Zamanla Osman’ın düşmanları
çoğalmış, normalde bir arada asla bulunmayacak kişiler bile bu ortak düşmana
karşı birleşmişler ve onu ortadan kaldırmaya karar vermişler. Türlü oyunlar
ederek sonunda onu zayıflatmışlar ve tuzağa düşürmüşler. Osman’a öyle bir darbe
vurmuşlar ki; Osman hafızasını kaybetmiş. Düşmanları şeytanca bir fikirle
Osman’ı öldürmek yerine kullanmayı
seçmişler çünkü; hem böyle kuvvetli ve
zeki bir adam işlerini iyi görebilir hem de bu adamın sevenleri ve ileride çocukları
da onlara düşman olabilirmiş.
Hain planlarını uygulamaya koyulmuşlar. Osman’ı
zamanla başkalaştırarak herkesin gözünden düşürecekler, hafızası yerine
gelmesin diye onu başka işlerle oyalarken günlüğünü de ortadan kaldırmaya
çalışmışlar. Osman’ın günlüğü o kadar çokmuş ki hatta bu günlükleri müsvedde
kağıt olarak satıp para da kazanmışlar. Sonra da belki adamın hafızası yerine
gelir diye korktuklarından onun geçmişini yalanlarla doldurarak kullandığı
dilini değiştirmişler.Zamanla Osman toplumun gözünden düşmüş, değersizleşmiş
hatta bu yalanlara inananlar ona küfür bile etmiş. Çocuklarının bazıları ona
düşman olmuş.
------------------------------------------------
Bugün de Devlet-i
ʿAliyye-yi ʿOsmâniyye’ye düşmanlık eskisi kadar güçlü olmasa da devam etmekte. Tarihi
yalanlarla dolduranlar bu millet gerçek geçmişine yabancı kalsın diye türlü türlü
oyun oynamışlar, hala da oynamaktalar.
Osmanlı Devleti gelecekteki varislerine (belki ibret olsun diye) zengin
bir arşiv bırakmıştır. Osmanlı’da işi arşiv yazmak olan memurlar vardı.”Vakanüvis”

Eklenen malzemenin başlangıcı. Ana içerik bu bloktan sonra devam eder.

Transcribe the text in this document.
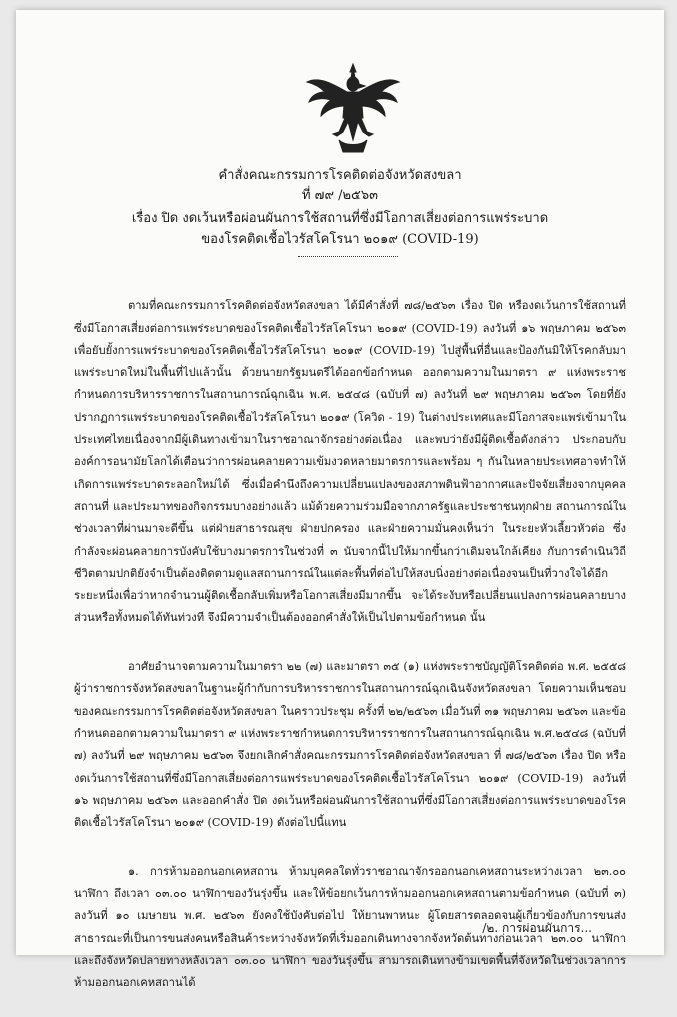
คำสั่งคณะกรรมการโรคติดต่อจังหวัดสงขลา
ที่ ๗๙ /๒๕๖๓
เรื่อง ปิด งดเว้นหรือผ่อนผันการใช้สถานที่ซึ่งมีโอกาสเสี่ยงต่อการแพร่ระบาด
ของโรคติดเชื้อไวรัสโคโรนา ๒๐๑๙ (COVID-19)

ตามที่คณะกรรมการโรคติดต่อจังหวัดสงขลา ได้มีคำสั่งที่ ๗๘/๒๕๖๓ เรื่อง ปิด หรืองดเว้นการใช้สถานที่ซึ่งมีโอกาสเสี่ยงต่อการแพร่ระบาดของโรคติดเชื้อไวรัสโคโรนา ๒๐๑๙ (COVID-19) ลงวันที่ ๑๖ พฤษภาคม ๒๕๖๓ เพื่อยับยั้งการแพร่ระบาดของโรคติดเชื้อไวรัสโคโรนา ๒๐๑๙ (COVID-19) ไปสู่พื้นที่อื่นและป้องกันมิให้โรคกลับมาแพร่ระบาดใหม่ในพื้นที่ไปแล้วนั้น ด้วยนายกรัฐมนตรีได้ออกข้อกำหนด ออกตามความในมาตรา ๙ แห่งพระราชกำหนดการบริหารราชการในสถานการณ์ฉุกเฉิน พ.ศ. ๒๕๔๘ (ฉบับที่ ๗) ลงวันที่ ๒๙ พฤษภาคม ๒๕๖๓ โดยที่ยังปรากฏการแพร่ระบาดของโรคติดเชื้อไวรัสโคโรนา ๒๐๑๙ (โควิด - 19) ในต่างประเทศและมีโอกาสจะแพร่เข้ามาในประเทศไทยเนื่องจากมีผู้เดินทางเข้ามาในราชอาณาจักรอย่างต่อเนื่อง และพบว่ายังมีผู้ติดเชื้อดังกล่าว ประกอบกับองค์การอนามัยโลกได้เตือนว่าการผ่อนคลายความเข้มงวดหลายมาตรการและพร้อม ๆ กันในหลายประเทศอาจทำให้เกิดการแพร่ระบาดระลอกใหม่ได้ ซึ่งเมื่อคำนึงถึงความเปลี่ยนแปลงของสภาพดินฟ้าอากาศและปัจจัยเสี่ยงจากบุคคล สถานที่ และประมาทของกิจกรรมบางอย่างแล้ว แม้ด้วยความร่วมมือจากภาครัฐและประชาชนทุกฝ่าย สถานการณ์ในช่วงเวลาที่ผ่านมาจะดีขึ้น แต่ฝ่ายสาธารณสุข ฝ่ายปกครอง และฝ่ายความมั่นคงเห็นว่า ในระยะหัวเลี้ยวหัวต่อ ซึ่งกำลังจะผ่อนคลายการบังคับใช้บางมาตรการในช่วงที่ ๓ นับจากนี้ไปให้มากขึ้นกว่าเดิมจนใกล้เคียง กับการดำเนินวิถีชีวิตตามปกติยังจำเป็นต้องติดตามดูแลสถานการณ์ในแต่ละพื้นที่ต่อไปให้สงบนิ่งอย่างต่อเนื่องจนเป็นที่วางใจได้อีกระยะหนึ่งเพื่อว่าหากจำนวนผู้ติดเชื้อกลับเพิ่มหรือโอกาสเสี่ยงมีมากขึ้น จะได้ระงับหรือเปลี่ยนแปลงการผ่อนคลายบางส่วนหรือทั้งหมดได้ทันท่วงที จึงมีความจำเป็นต้องออกคำสั่งให้เป็นไปตามข้อกำหนด นั้น

อาศัยอำนาจตามความในมาตรา ๒๒ (๗) และมาตรา ๓๕ (๑) แห่งพระราชบัญญัติโรคติดต่อ พ.ศ. ๒๕๕๘ ผู้ว่าราชการจังหวัดสงขลาในฐานะผู้กำกับการบริหารราชการในสถานการณ์ฉุกเฉินจังหวัดสงขลา โดยความเห็นชอบของคณะกรรมการโรคติดต่อจังหวัดสงขลา ในคราวประชุม ครั้งที่ ๒๒/๒๕๖๓ เมื่อวันที่ ๓๑ พฤษภาคม ๒๕๖๓ และข้อกำหนดออกตามความในมาตรา ๙ แห่งพระราชกำหนดการบริหารราชการในสถานการณ์ฉุกเฉิน พ.ศ.๒๕๔๘ (ฉบับที่ ๗) ลงวันที่ ๒๙ พฤษภาคม ๒๕๖๓ จึงยกเลิกคำสั่งคณะกรรมการโรคติดต่อจังหวัดสงขลา ที่ ๗๘/๒๕๖๓ เรื่อง ปิด หรืองดเว้นการใช้สถานที่ซึ่งมีโอกาสเสี่ยงต่อการแพร่ระบาดของโรคติดเชื้อไวรัสโคโรนา ๒๐๑๙ (COVID-19) ลงวันที่ ๑๖ พฤษภาคม ๒๕๖๓ และออกคำสั่ง ปิด งดเว้นหรือผ่อนผันการใช้สถานที่ซึ่งมีโอกาสเสี่ยงต่อการแพร่ระบาดของโรคติดเชื้อไวรัสโคโรนา ๒๐๑๙ (COVID-19) ดังต่อไปนี้แทน

๑. การห้ามออกนอกเคหสถาน ห้ามบุคคลใดทั่วราชอาณาจักรออกนอกเคหสถานระหว่างเวลา ๒๓.๐๐ นาฬิกา ถึงเวลา ๐๓.๐๐ นาฬิกาของวันรุ่งขึ้น และให้ข้อยกเว้นการห้ามออกนอกเคหสถานตามข้อกำหนด (ฉบับที่ ๓) ลงวันที่ ๑๐ เมษายน พ.ศ. ๒๕๖๓ ยังคงใช้บังคับต่อไป ให้ยานพาหนะ ผู้โดยสารตลอดจนผู้เกี่ยวข้องกับการขนส่งสาธารณะที่เป็นการขนส่งคนหรือสินค้าระหว่างจังหวัดที่เริ่มออกเดินทางจากจังหวัดต้นทางก่อนเวลา ๒๓.๐๐ นาฬิกา และถึงจังหวัดปลายทางหลังเวลา ๐๓.๐๐ นาฬิกา ของวันรุ่งขึ้น สามารถเดินทางข้ามเขตพื้นที่จังหวัดในช่วงเวลาการห้ามออกนอกเคหสถานได้

/๒. การผ่อนผันการ...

denen bu memurlar devletle ilgili olan her şeyi en ince ayrıntısına kadar
yazarlardı.(yaklaşık kırk milyon belge)Şimdiki teknolojiyle bile- belki
yapılmayan- bu iş Osmanlı’da memurluktu.
Bu eşsiz özellikteki milli hafızamızın bir kısmı
-bence kasıtlı olarak- büyük bir gafletle 1931’de Bulgaristan’a paçavra
fiyatına satıldı.Ayrıntı için bak
Şan ve şeref dolu bu
geçmişimizi ortadan kaldıramayan zihniyet, gerçeklerin öğrenilmesine doğrudan
veya dolaylı olarak engel olmak için alfabeyi değiştirdi. Ne yazık ki, ilmi
hayatın bile ideolojik olmasından dolayı bize yabancıymış gibi gelen
ecdadımızın mirasını okumak, neredeyse uzmanlık gerektiriyor.Şimdiye kadar
hafızamızı yitirmişçesine, ceddine ve şanlı tarihine söverek yaşayan bizler, geçmişten ibret almalıyız.